Wokingham Churchwarden’s accounts show payment for ringing on nearly 50 occasions between 1808 and 1820, typically 10/- for six ringers, which in modern money would be a few pounds each. Most entries don’t specify the reason for ringing but in some cases it can be deduced, for example on 5 November to celebrate the foiling of the Gunpowder Plot, and in August 1818 for the ‘proclamation of peace’. Ringers often took their payment in beer – ringing could be thirsty work – which did not enamour them of the clergy in whose churches they rang.
In the 1830s the ‘Oxford Movement’ pushed the church back towards Catholicism and swept away many old practices. In the process there was a wave of ‘restoration’ of church buildings – removing box pews, musicians’ galleries, and triple-decker pulpits. No doubt the major changes to All Saints church in the 1860s were influenced by this.

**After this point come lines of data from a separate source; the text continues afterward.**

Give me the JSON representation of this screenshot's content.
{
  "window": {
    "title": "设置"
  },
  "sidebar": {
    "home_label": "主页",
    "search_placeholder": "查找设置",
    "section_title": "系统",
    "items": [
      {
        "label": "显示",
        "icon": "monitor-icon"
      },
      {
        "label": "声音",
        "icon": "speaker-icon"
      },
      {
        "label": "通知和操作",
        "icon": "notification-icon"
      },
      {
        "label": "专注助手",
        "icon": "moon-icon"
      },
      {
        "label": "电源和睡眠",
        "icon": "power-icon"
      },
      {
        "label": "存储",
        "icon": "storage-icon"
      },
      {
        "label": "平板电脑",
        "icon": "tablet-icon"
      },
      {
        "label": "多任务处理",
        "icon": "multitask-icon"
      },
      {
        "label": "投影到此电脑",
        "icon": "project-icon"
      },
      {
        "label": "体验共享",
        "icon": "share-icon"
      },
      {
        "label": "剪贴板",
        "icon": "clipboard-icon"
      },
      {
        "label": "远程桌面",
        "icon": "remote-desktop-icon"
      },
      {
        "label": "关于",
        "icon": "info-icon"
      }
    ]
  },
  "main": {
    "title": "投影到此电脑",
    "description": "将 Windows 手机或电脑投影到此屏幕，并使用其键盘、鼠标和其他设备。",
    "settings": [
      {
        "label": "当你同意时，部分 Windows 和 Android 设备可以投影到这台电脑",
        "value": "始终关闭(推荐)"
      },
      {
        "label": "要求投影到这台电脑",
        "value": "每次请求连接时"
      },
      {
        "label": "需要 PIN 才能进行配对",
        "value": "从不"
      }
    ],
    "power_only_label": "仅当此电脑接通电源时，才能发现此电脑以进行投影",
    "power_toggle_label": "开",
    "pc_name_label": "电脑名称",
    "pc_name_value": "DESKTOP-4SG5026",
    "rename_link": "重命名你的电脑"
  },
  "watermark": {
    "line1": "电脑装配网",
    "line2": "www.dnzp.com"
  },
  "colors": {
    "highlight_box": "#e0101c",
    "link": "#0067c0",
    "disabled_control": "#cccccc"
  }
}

The reforms didn’t touch ringers, who were still independent, but by the 1860s groups of ringing clergy were promoting ‘Belfry Reform’. Wokingham was at the heart of the process in this area. It was more or less central in Sonning Deanery, and from 1864 when St Paul’s church was built it had two ringing towers. On 23rd October 1879, the Chapter of the Rural Deanery of Sonning resolved: ‘That the Bell-ringers of the Deanery be incorporated in a Society for the encouragement of Change Ringing’ and that the following be appointed a Committee for carrying this resolution into effect:– Revds Dolben Paul, R. H. Hart-Davis, H. C. Sturges, J. F. Eastwood, and J. Fanklin Llewelyn, together with Mr. A. Hill, of All Saints Wokingham, and Mr. R. Blake of St. Paul’s Wokingham.

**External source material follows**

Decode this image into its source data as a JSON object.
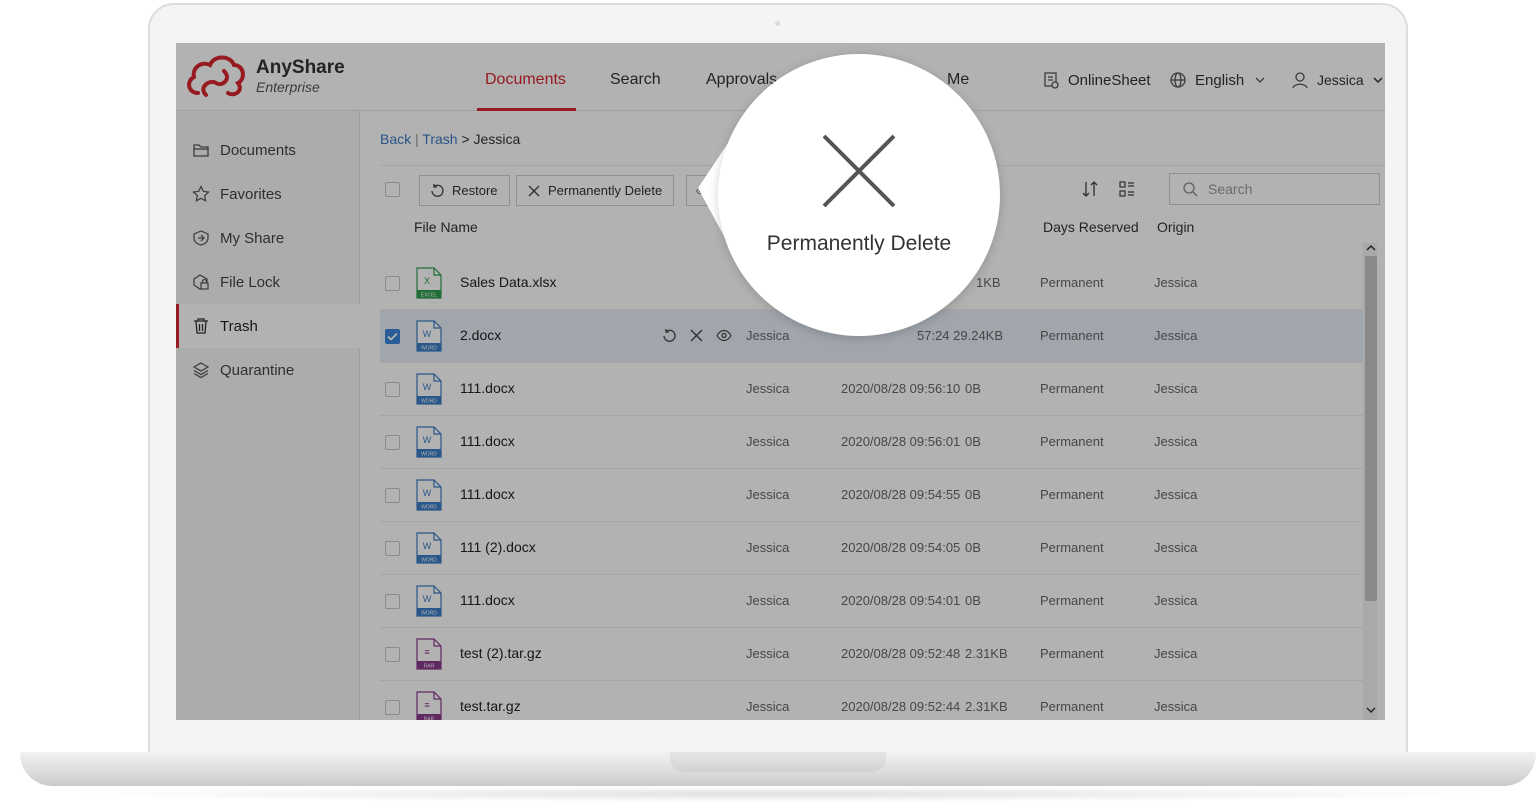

Most of those clergy were ringers, and the two laymen were both Wokingham ringers. Robert Blake, aged 46, was also Sexton at St Paul’s – an obvious establishment choice but Albert Hill was a young man of 24, a blacksmith by trade and a recent arrival in the town. He was born in Devizes and moved to Hampshire as a child before coming to Wokingham. He was a very able ringer and almost certainly learnt to ring before he came here.
Albert Hill in 1902 – He was Foreman at All Saints Wokingham from 1880 to 1896
Six towers were founder members at the Society’s inaugural meeting – Arborfield, Hurst, Sonning, Wargrave and both Wokingham towers. They are shown black on the modern map of towers.

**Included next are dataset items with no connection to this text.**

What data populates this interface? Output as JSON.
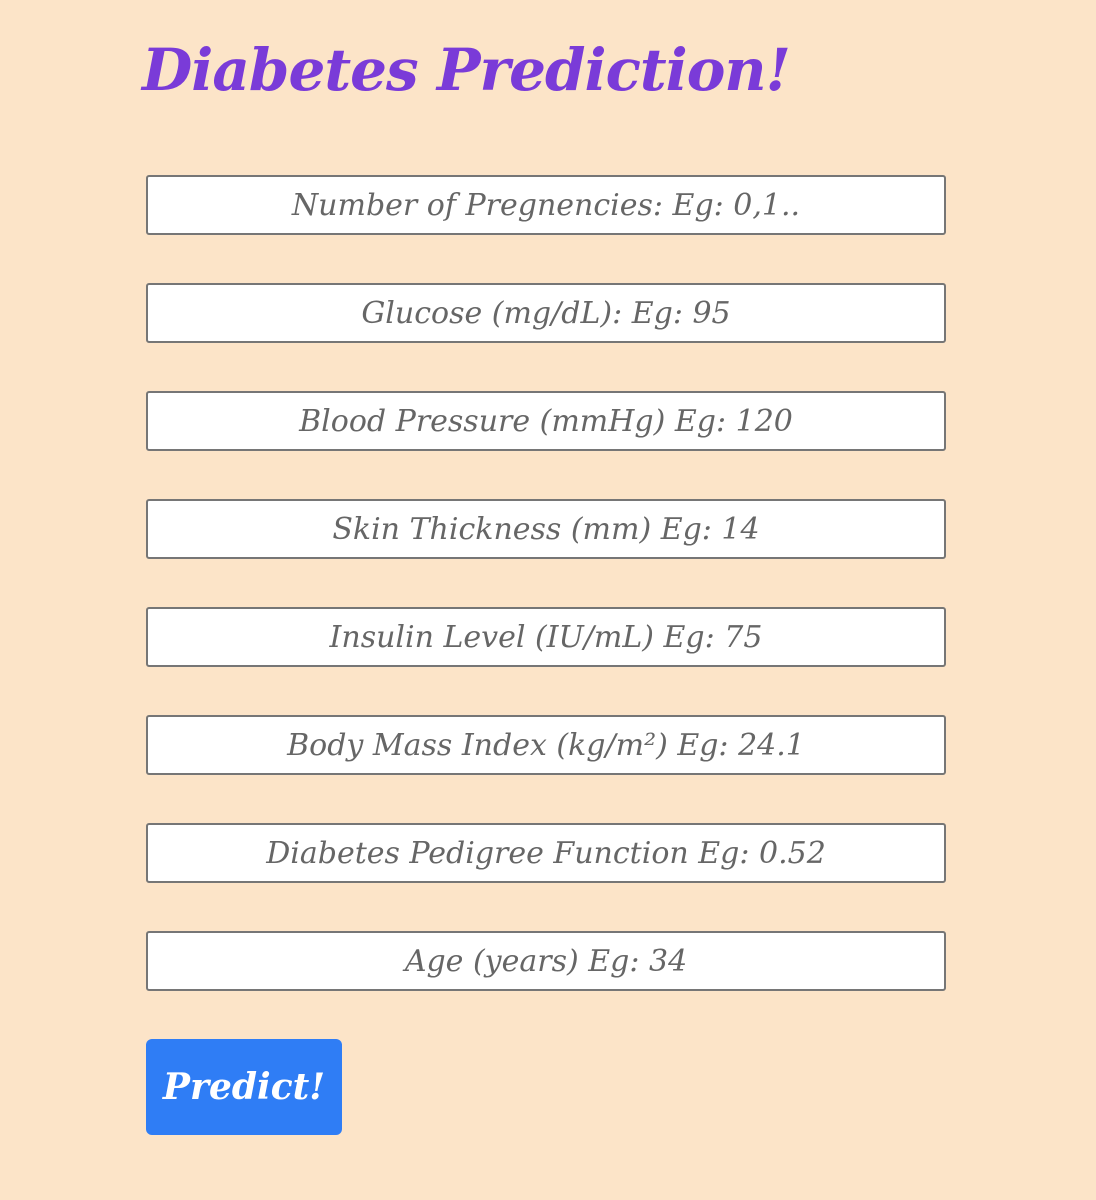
{
  "page": {
    "title": "Diabetes Prediction!"
  },
  "form": {
    "fields": [
      {
        "placeholder": "Number of Pregnencies: Eg: 0,1..",
        "value": ""
      },
      {
        "placeholder": "Glucose (mg/dL): Eg: 95",
        "value": ""
      },
      {
        "placeholder": "Blood Pressure (mmHg) Eg: 120",
        "value": ""
      },
      {
        "placeholder": "Skin Thickness (mm) Eg: 14",
        "value": ""
      },
      {
        "placeholder": "Insulin Level (IU/mL) Eg: 75",
        "value": ""
      },
      {
        "placeholder": "Body Mass Index (kg/m²) Eg: 24.1",
        "value": ""
      },
      {
        "placeholder": "Diabetes Pedigree Function Eg: 0.52",
        "value": ""
      },
      {
        "placeholder": "Age (years) Eg: 34",
        "value": ""
      }
    ],
    "submit_label": "Predict!"
  },
  "colors": {
    "background": "#fce4c8",
    "title": "#7a3bd8",
    "button": "#2f7df5",
    "button_text": "#ffffff",
    "field_border": "#767676"
  }
}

Towers in the modern Sonning Deanery Branch, with the six founding towers shown in Bold
The Society’s inaugural document said it was ‘formed for the encouragement of change ringing, and the cultivation of order, moral tone, and reverence in Belfries’. You might expect the clergy to encourage order, moral tone and reverence but why change ringing, which evolved as a secular activity outside the church’s influence and had no relationship to any liturgical music? The makes sense when you understand that ringing the bells in a fixed order, which was common in many places, is essentially a craft activity, using physical co-ordination skills akin to those used by working men, with a scythe in a corn field or a hammer in a smithy. But change ringing – continually changing the order of the bells in complex patterns – requires not only greater co-ordination to swing the bells at different speeds, but a significant intellectual input to memorise and interpret the complex rules for the changes. The reformist clergy were themselves ringers so they knew what they were talking about. They obviously thought that engaging the mind as well as the body would bring with it other more worthy mental habits and attitudes.
They were clearly satisfied with the result because sermons preached at several early AGMs referred to banishing ‘Churchyard Bob’ (ringing that wasn’t change ringing) and to ‘the higher tone among the ringers’. Belfry Reform left an enduring legacy. For change ringing, it stimulated more rapid and continual growth and advancement than during the previous couple of centuries. For ringers, almost all of them belong to one of the ringing societies formed by the reformers, which span the globe – whereas before there were just a few elite societies in centres of ringing. The Oxford Diocesan Guild, which grew out of the Sonning Deanery Society is now the largest in the world with around 2500 members. For the public, the reformers introduced the custom of ringing for church services, which now eclipses public ringing for other events.